How To Use It...
Starting at the beginning: it comes as a powder. Once dissolved in cold water, it will thicken the water, anything from lemonade syrup thickness to wall paper paste, with lots of steps in between. You can choose which thickness you want based on how much you want it to bind things together in the cold. The more binding you need, the higher the thickness (known as viscosity).
There are many little tricks you can use and some you really need to know to dissolve methylcellulose. THE most important one is that it is COLD water soluble. Some types will only dissolve below about 12C; others below 25C. (Go to Technical Data Page: button at the bottom of this page). Try to dissolve them in warmer systems and they will do nothing. If you haven’t got a thermometer, simply used iced water and sieve out the ice before you use it. The chart in the section about reversible thermalgelation gives the approximate temperatures of dissolution of some of the methylcelluloses typically used in vegan foods.

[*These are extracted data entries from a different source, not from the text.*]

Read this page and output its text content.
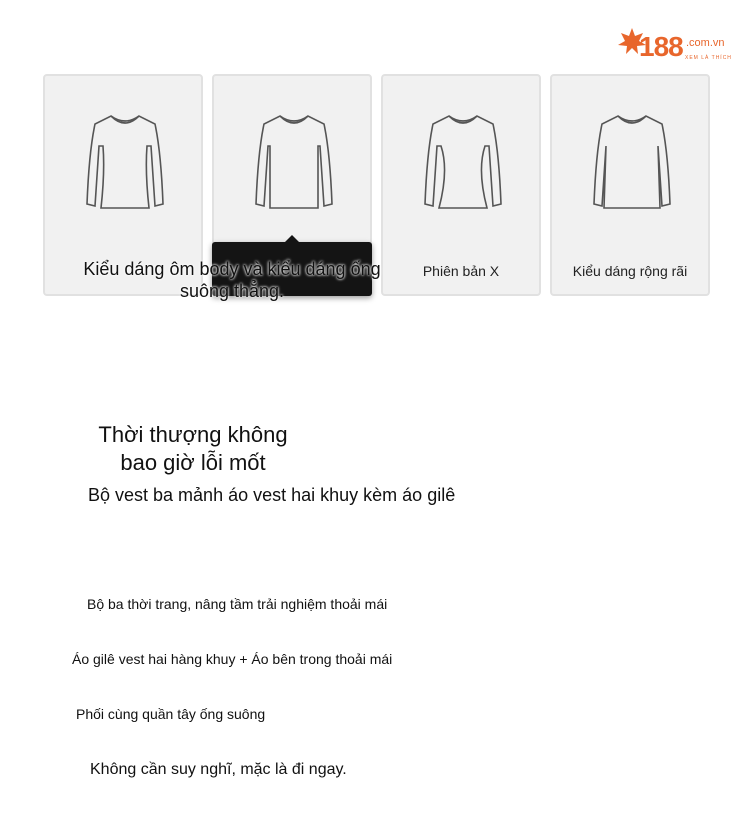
188 .com.vn
XEM LÀ THÍCH
Phiên bản X	Kiểu dáng rộng rãi
Kiểu dáng ôm body và kiểu dáng ống suông thẳng.
Thời thượng không
bao giờ lỗi mốt
Bộ vest ba mảnh áo vest hai khuy kèm áo gilê
Bộ ba thời trang, nâng tầm trải nghiệm thoải mái
Áo gilê vest hai hàng khuy + Áo bên trong thoải mái
Phối cùng quần tây ống suông
Không cần suy nghĩ, mặc là đi ngay.
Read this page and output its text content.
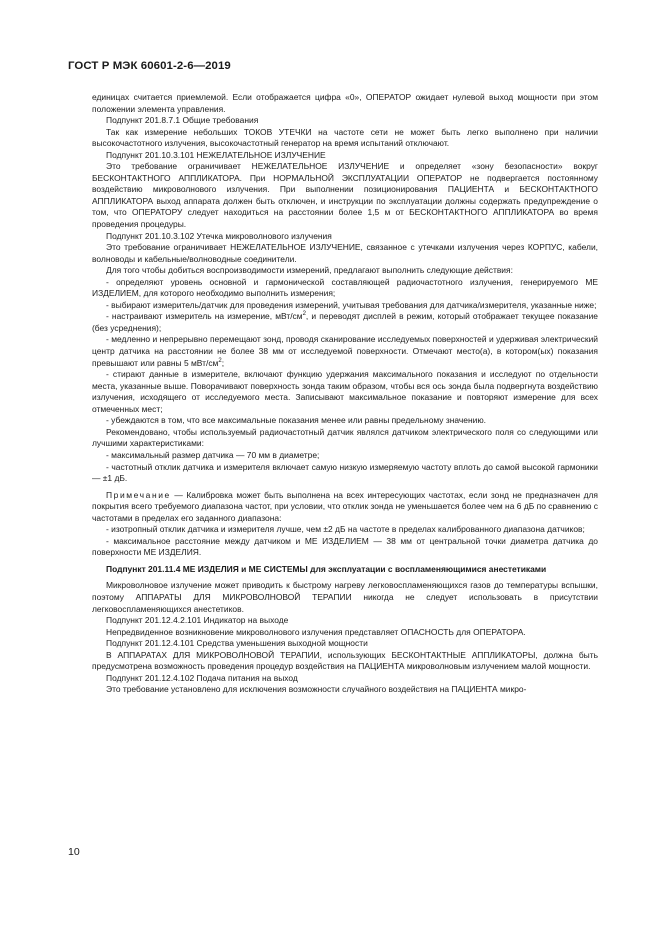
ГОСТ Р МЭК 60601-2-6—2019

единицах считается приемлемой. Если отображается цифра «0», ОПЕРАТОР ожидает нулевой выход мощности при этом положении элемента управления.

Подпункт 201.8.7.1 Общие требования

Так как измерение небольших ТОКОВ УТЕЧКИ на частоте сети не может быть легко выполнено при наличии высокочастотного излучения, высокочастотный генератор на время испытаний отключают.

Подпункт 201.10.3.101 НЕЖЕЛАТЕЛЬНОЕ ИЗЛУЧЕНИЕ

Это требование ограничивает НЕЖЕЛАТЕЛЬНОЕ ИЗЛУЧЕНИЕ и определяет «зону безопасности» вокруг БЕСКОНТАКТНОГО АППЛИКАТОРА. При НОРМАЛЬНОЙ ЭКСПЛУАТАЦИИ ОПЕРАТОР не подвергается постоянному воздействию микроволнового излучения. При выполнении позиционирования ПАЦИЕНТА и БЕСКОНТАКТНОГО АППЛИКАТОРА выход аппарата должен быть отключен, и инструкции по эксплуатации должны содержать предупреждение о том, что ОПЕРАТОРУ следует находиться на расстоянии более 1,5 м от БЕСКОНТАКТНОГО АППЛИКАТОРА во время проведения процедуры.

Подпункт 201.10.3.102 Утечка микроволнового излучения

Это требование ограничивает НЕЖЕЛАТЕЛЬНОЕ ИЗЛУЧЕНИЕ, связанное с утечками излучения через КОРПУС, кабели, волноводы и кабельные/волноводные соединители.

Для того чтобы добиться воспроизводимости измерений, предлагают выполнить следующие действия:

- определяют уровень основной и гармонической составляющей радиочастотного излучения, генерируемого МЕ ИЗДЕЛИЕМ, для которого необходимо выполнить измерения;

- выбирают измеритель/датчик для проведения измерений, учитывая требования для датчика/измерителя, указанные ниже;

- настраивают измеритель на измерение, мВт/$см^2$, и переводят дисплей в режим, который отображает текущее показание (без усреднения);

- медленно и непрерывно перемещают зонд, проводя сканирование исследуемых поверхностей и удерживая электрический центр датчика на расстоянии не более 38 мм от исследуемой поверхности. Отмечают место(а), в котором(ых) показания превышают или равны 5 мВт/$см^2$;

- стирают данные в измерителе, включают функцию удержания максимального показания и исследуют по отдельности места, указанные выше. Поворачивают поверхность зонда таким образом, чтобы вся ось зонда была подвергнута воздействию излучения, исходящего от исследуемого места. Записывают максимальное показание и повторяют измерение для всех отмеченных мест;

- убеждаются в том, что все максимальные показания менее или равны предельному значению.

Рекомендовано, чтобы используемый радиочастотный датчик являлся датчиком электрического поля со следующими или лучшими характеристиками:

- максимальный размер датчика — 70 мм в диаметре;

- частотный отклик датчика и измерителя включает самую низкую измеряемую частоту вплоть до самой высокой гармоники — ±1 дБ.

Примечание — Калибровка может быть выполнена на всех интересующих частотах, если зонд не предназначен для покрытия всего требуемого диапазона частот, при условии, что отклик зонда не уменьшается более чем на 6 дБ по сравнению с частотами в пределах его заданного диапазона:

- изотропный отклик датчика и измерителя лучше, чем ±2 дБ на частоте в пределах калиброванного диапазона датчиков;

- максимальное расстояние между датчиком и МЕ ИЗДЕЛИЕМ — 38 мм от центральной точки диаметра датчика до поверхности МЕ ИЗДЕЛИЯ.

Подпункт 201.11.4 МЕ ИЗДЕЛИЯ и МЕ СИСТЕМЫ для эксплуатации с воспламеняющимися анестетиками

Микроволновое излучение может приводить к быстрому нагреву легковоспламеняющихся газов до температуры вспышки, поэтому АППАРАТЫ ДЛЯ МИКРОВОЛНОВОЙ ТЕРАПИИ никогда не следует использовать в присутствии легковоспламеняющихся анестетиков.

Подпункт 201.12.4.2.101 Индикатор на выходе

Непредвиденное возникновение микроволнового излучения представляет ОПАСНОСТЬ для ОПЕРАТОРА.

Подпункт 201.12.4.101 Средства уменьшения выходной мощности

В АППАРАТАХ ДЛЯ МИКРОВОЛНОВОЙ ТЕРАПИИ, использующих БЕСКОНТАКТНЫЕ АППЛИКАТОРЫ, должна быть предусмотрена возможность проведения процедур воздействия на ПАЦИЕНТА микроволновым излучением малой мощности.

Подпункт 201.12.4.102 Подача питания на выход

Это требование установлено для исключения возможности случайного воздействия на ПАЦИЕНТА микро-

10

That said, dropping the powder straight into cold water will make it lump, so don’t do that. Try one of the methods here:
-
Dry mixing with dispersing ingredients (salt, seasoning, dry powdered proteins, starches) is the commonest and most efficient method. In the featured vegan burger recipe method, I suggest adding the dry ingredients mixed together with the methylcellulose to the cold water. Best to add the dries to the water: this avoids little concentrated areas dissolving in a thick lump. THE important thing to remember here is that the dispersing ingredients must be.. well… water dispersible. So, it they lump anyway, they won't be much use. We’re not using milk powder, for instance, as that’s one example of a non-useful dispersing ingredient.
-
If using methylcellulose to stabilise a filling, simply dry mix and add to the liquids.
-
Hot dispersion. Note methylcellulose is not soluble in hot water. So if you really must make an aqueous solution, for example, to make a foam or a film, then simply disperse the methylcellulose in hot water and mix in. Then add cold water to bring the temperature down to its dissolution temperature. (For dissolution temperatures, go to Technical Data: button at the bottom of the page). For example, if you can use only 30-40% of your total water at 70C this will work well. Then add the remainder as chilled water (no ice) and stir gently. Allow the mix to cool to about 20C for standard methylcelluloses or 6C for the supergelling types.
-
If you want to make a methylcellulose/oil emulsion and include that, simply disperse the methylcellulose in the oil, mix, add very cold water and high shear. A hand held blender is sufficient if you don’t have a food processor, Silverson or bowl cutter.
How much to use?
In the burger recipe I suggested 1%. This is absolutely typical. 0.75% will probably be OK; 1.25% really good; 1.5% really good but maybe a bit firm hot; 2% might not dissolve properly, simply too much polymer fighting over the available water.
If you try the recipe on different days at 1, 1.25 ish and 0.9% no harm done. Don’t go below 0.75%.